In fact, no matter how much we might want Apple to do the right thing (and they do the right thing more often than not), only someone with Swift's clout could make this happen. Getting a behemoth like Apple to change its policy so quickly and publicly, especially when it means it's going to shoulder the financial burden alone, takes a lot of muscle. No one should expect any company - even Apple - to act altruistically when millions are on the line. That's not our world. A company's sole raison d-etre is to make money, not make the world a nicer place. You'd kind of think that Tim Cook would have caught this, but when you have shareholders to appease, I guess you have to let the market make these decisions for you.
So the fact that Swift recognized the power she wielded and stood up to wield it speaks volumes for her character. It also goes to show how well she's leveraged her public image. Only someone with as many fans as her (accrued through many dedicated years of being good to them) could have pulled this off. For all you aspiring politicians, that's how you use a bully pulpit. That's how you amass real power.
So in short, I'm glad it worked out this way, and I'm glad the smaller artists won't have to suffer even more. Every so often the mob gets it right and elevates someone worthy to be their champion. These days it's Taylor Swift, and I'm glad she's on our side.
UPDATE: After reading around a bit more, it appears that two important updates are necessary to complete the picture. First, according to re/code, Apple would have paid artists and labels a slightly higher percentage AFTER the three months ended in order to accommodate the lengthy trial period. While that's nice, it's unclear if that increase would filter down to the artists or stop at the labels. And even if the artists did see a larger cut after three months, well it doesn't do me any good to know I'll get paid in three months when I have rent to pay now.

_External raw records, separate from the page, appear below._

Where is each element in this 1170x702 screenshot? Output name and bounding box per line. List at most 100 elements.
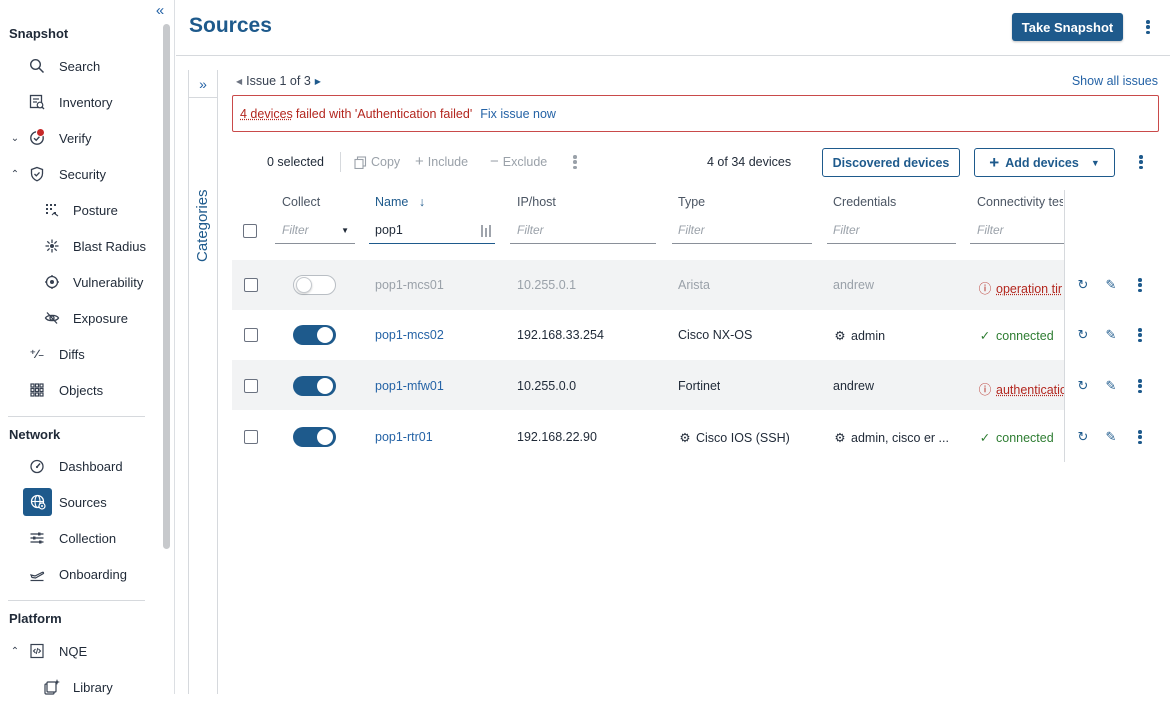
table-more-icon[interactable] [1134,153,1148,171]
chevron-up-icon[interactable]: ⌃ [9,169,21,180]
edit-pencil-icon[interactable]: ✎ [1102,276,1120,294]
column-header-collect[interactable]: Collect [282,195,320,209]
credentials-filter-input[interactable]: Filter [827,218,956,244]
show-all-issues-link[interactable]: Show all issues [1072,74,1158,88]
sidebar-item-posture[interactable]: Posture [0,195,160,225]
toolbar-divider [340,152,341,172]
section-title-network: Network [9,427,61,442]
device-name[interactable]: pop1-rtr01 [375,430,433,444]
include-button[interactable]: + Include [415,154,468,169]
take-snapshot-button[interactable]: Take Snapshot [1012,13,1123,41]
sidebar-item-security[interactable]: ⌃ Security [0,159,160,189]
connectivity-status[interactable]: ⓘ authenticatio [978,379,1064,398]
type-text: Cisco IOS (SSH) [696,431,790,445]
column-name-label: Name [375,195,409,209]
sidebar-item-onboarding[interactable]: Onboarding [0,559,160,589]
collect-toggle[interactable] [293,427,336,447]
sidebar-item-sources[interactable]: Sources [0,487,160,517]
sidebar-item-exposure[interactable]: Exposure [0,303,160,333]
sidebar-item-vulnerability[interactable]: Vulnerability [0,267,160,297]
edit-pencil-icon[interactable]: ✎ [1102,377,1120,395]
device-name[interactable]: pop1-mcs01 [375,278,444,292]
sidebar-item-verify[interactable]: ⌄ Verify [0,123,160,153]
select-all-checkbox[interactable] [243,224,257,238]
header-more-icon[interactable] [1141,18,1155,36]
sort-down-icon: ↓ [418,195,426,209]
page-title: Sources [189,14,272,37]
expand-categories-icon[interactable]: » [189,70,217,98]
table-row[interactable] [232,360,1064,410]
device-name[interactable]: pop1-mcs02 [375,328,444,342]
edit-pencil-icon[interactable]: ✎ [1102,326,1120,344]
discovered-devices-button[interactable]: Discovered devices [822,148,960,177]
collect-toggle[interactable] [293,325,336,345]
fix-issue-link[interactable]: Fix issue now [480,107,556,121]
row-checkbox[interactable] [244,430,258,444]
column-header-credentials[interactable]: Credentials [833,195,896,209]
refresh-icon[interactable]: ↻ [1074,276,1092,294]
connectivity-status: ✓ connected [978,328,1064,343]
table-row[interactable] [232,260,1064,310]
column-header-connectivity[interactable]: Connectivity tes [977,195,1063,209]
sidebar-item-label: Sources [59,494,107,510]
connectivity-filter-input[interactable]: Filter [970,218,1064,244]
copy-label: Copy [371,155,401,169]
column-header-ip[interactable]: IP/host [517,195,556,209]
name-filter-input[interactable]: pop1 [369,218,495,244]
error-circle-icon: ⓘ [978,383,992,397]
refresh-icon[interactable]: ↻ [1074,428,1092,446]
double-chevron-left-icon[interactable]: « [152,3,168,19]
toggle-knob [317,327,333,343]
row-more-icon[interactable] [1133,377,1147,395]
grid-icon [28,381,46,399]
chevron-up-icon[interactable]: ⌃ [9,646,21,657]
row-more-icon[interactable] [1133,326,1147,344]
prev-issue-icon[interactable]: ◀ [236,77,242,86]
failed-devices-link[interactable]: 4 devices [240,107,293,121]
device-name[interactable]: pop1-mfw01 [375,379,444,393]
categories-label[interactable]: Categories [194,189,211,262]
connectivity-status[interactable]: ⓘ operation tir [978,278,1064,297]
ip-filter-input[interactable]: Filter [510,218,656,244]
exclude-button[interactable]: − Exclude [490,154,547,169]
sidebar-item-collection[interactable]: Collection [0,523,160,553]
sidebar-item-search[interactable]: Search [0,51,160,81]
sidebar-item-objects[interactable]: Objects [0,375,160,405]
caret-down-icon: ▼ [341,226,349,235]
row-more-icon[interactable] [1133,428,1147,446]
error-circle-icon: ⓘ [978,282,992,296]
filter-options-icon[interactable] [480,224,492,238]
collect-toggle[interactable] [293,275,336,295]
sticky-column-divider [1064,190,1065,462]
collect-filter-select[interactable]: Filter ▼ [275,218,355,244]
row-more-icon[interactable] [1133,276,1147,294]
sidebar-item-label: Vulnerability [73,274,144,290]
toolbar-more-icon[interactable] [568,153,582,171]
sidebar-item-label: NQE [59,643,88,659]
device-credentials: ⚙ admin, cisco er ... [833,430,951,445]
row-checkbox[interactable] [244,328,258,342]
next-issue-icon[interactable]: ▶ [315,77,321,86]
check-circle-icon: ✓ [979,431,991,445]
sidebar-item-dashboard[interactable]: Dashboard [0,451,160,481]
refresh-icon[interactable]: ↻ [1074,377,1092,395]
chevron-down-icon[interactable]: ⌄ [9,133,21,144]
refresh-icon[interactable]: ↻ [1074,326,1092,344]
sidebar-item-blast-radius[interactable]: Blast Radius [0,231,160,261]
code-file-icon [28,642,46,660]
column-header-name[interactable]: Name ↓ [375,195,425,209]
copy-button[interactable]: Copy [354,155,400,169]
sidebar-scrollbar[interactable] [163,24,170,549]
table-row[interactable] [232,310,1064,360]
sidebar-item-diffs[interactable]: ⁺∕₋ Diffs [0,339,160,369]
sidebar-item-library[interactable]: Library [0,672,160,702]
edit-pencil-icon[interactable]: ✎ [1102,428,1120,446]
row-checkbox[interactable] [244,278,258,292]
row-checkbox[interactable] [244,379,258,393]
column-header-type[interactable]: Type [678,195,705,209]
type-filter-input[interactable]: Filter [672,218,812,244]
sidebar-item-nqe[interactable]: ⌃ NQE [0,636,160,666]
add-devices-button[interactable]: + Add devices ▼ [974,148,1115,177]
sidebar-item-inventory[interactable]: Inventory [0,87,160,117]
collect-toggle[interactable] [293,376,336,396]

Second, there's some chatter that Swift's letter wasn't the only sticking point; record labels in the UK also balked at the terms and publicly decried Apple's gambit. Some people think this might be the real reason Apple reversed course... that Swift's letter was just a smokescreen, or even a publicity stunt made with Apple's consent. Let me be perfectly blunt: that is horseshit of the highest order and anyone who peddles that garbage is either deliberately obfuscating or a total moron. Apple is a huge company. It is not scared of record labels. It is not scared of telecoms. It is not scared of tough negotiations. Do you know what Apple (and indeed all giant companies) is scared of? Taylor Swift. Do you know why? Because she has legions of fans who buy iPhones and who will turn their back on them if she commands them to. Real power is being able to singlehandedly affect your bottom line. The fact that Apple changed course ON THE VERY DAY Swift published her open letter on her blog is all the evidence you need to know that her public denouncement was the only factor they considered before changing course.